Saturday, March 15, 2014

The Number One Theory on The Social Work Exam (IMHO)

I've always held the Humanistic Theory as being the number one theory when it comes to Social Work. What do you think? Read more about the theory below and set it to memory for the exam. Then comment and let me know your opinion. Do you have another theory that you believe encapsulates Social Work? I'd love to hear your thoughts.

A social worker learns very early on that we should meet the client or person we are serving where they are, which means to respect their ability to make their own choices. Social workers believe that people have the ability to live up to and develop their own potential. These are also themes found in the Humanistic Theory.

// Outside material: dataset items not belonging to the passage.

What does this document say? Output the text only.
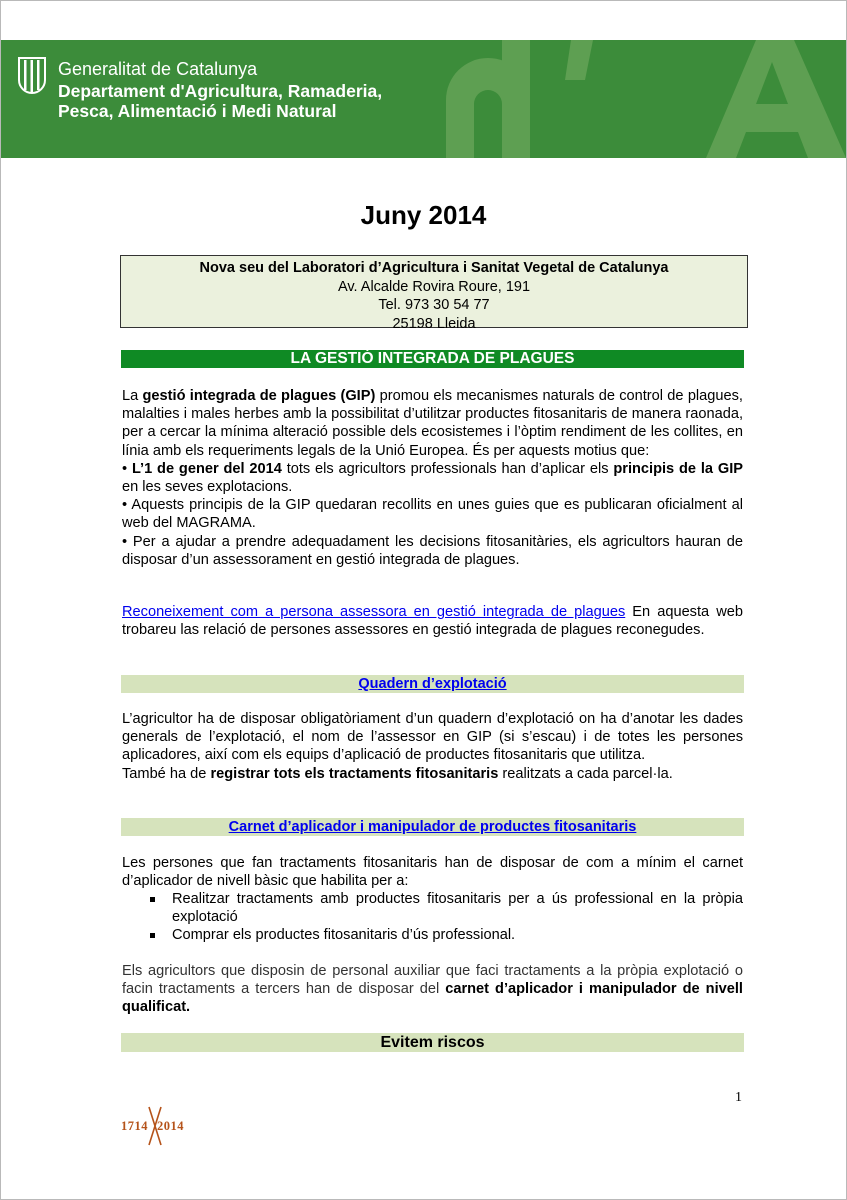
Generalitat de Catalunya
Departament d'Agricultura, Ramaderia,
Pesca, Alimentació i Medi Natural
Juny 2014
Nova seu del Laboratori d’Agricultura i Sanitat Vegetal de Catalunya
Av. Alcalde Rovira Roure, 191
Tel. 973 30 54 77
25198 Lleida
LA GESTIÓ INTEGRADA DE PLAGUES
La gestió integrada de plagues (GIP) promou els mecanismes naturals de control de plagues, malalties i males herbes amb la possibilitat d’utilitzar productes fitosanitaris de manera raonada, per a cercar la mínima alteració possible dels ecosistemes i l’òptim rendiment de les collites, en línia amb els requeriments legals de la Unió Europea. És per aquests motius que:
• L’1 de gener del 2014 tots els agricultors professionals han d’aplicar els principis de la GIP en les seves explotacions.
• Aquests principis de la GIP quedaran recollits en unes guies que es publicaran oficialment al web del MAGRAMA.
• Per a ajudar a prendre adequadament les decisions fitosanitàries, els agricultors hauran de disposar d’un assessorament en gestió integrada de plagues.
Reconeixement com a persona assessora en gestió integrada de plagues En aquesta web trobareu las relació de persones assessores en gestió integrada de plagues reconegudes.
Quadern d’explotació
L’agricultor ha de disposar obligatòriament d’un quadern d’explotació on ha d’anotar les dades generals de l’explotació, el nom de l’assessor en GIP (si s’escau) i de totes les persones aplicadores, així com els equips d’aplicació de productes fitosanitaris que utilitza.
També ha de registrar tots els tractaments fitosanitaris realitzats a cada parcel·la.
Carnet d’aplicador i manipulador de productes fitosanitaris
Les persones que fan tractaments fitosanitaris han de disposar de com a mínim el carnet d’aplicador de nivell bàsic que habilita per a:
Realitzar tractaments amb productes fitosanitaris per a ús professional en la pròpia explotació
Comprar els productes fitosanitaris d’ús professional.
Els agricultors que disposin de personal auxiliar que faci tractaments a la pròpia explotació o facin tractaments a tercers han de disposar del carnet d’aplicador i manipulador de nivell qualificat.
Evitem riscos
1
1714 2014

  • One of the founders of this theory was, existentialist, Jean-Paul Sartre. His famous quote was "Hell is other people" which, to me, means we have the capacity to make up our own minds about any situation and don't have to rely on opinions of others, we can color our world and attitude with our own minds.
  • Client-centered therapy falls into the Humanistic camp, because it allows the client to be the expert on their own lives. The role of the therapist is simply to empathize, while pointing out concerns and interests, in order to allow the person to realize and change on their own. 
  • Gestalt Therapy also falls under this camp, because it also places the responsibility of the problem on the client themselves not on outside influences. It allows the client to be in the now and express themselves. I love the empty-chair technique where the client speaks to an empty chair which they imagine has a part of themselves (like their anger or their inner child) sitting there, it's a great way to separate parts of themselves and to develop insight.
There is soooo much more that goes into this theory but I just hit on my favorite highlights, read more here 

Also, let me know what you think! COMMENT BELOW:)


  1. I agree about humanistic theory because after all, our primary work is helping people. I also happen to be an avid Rogers' fan and truly believe in "unconditional positive regard".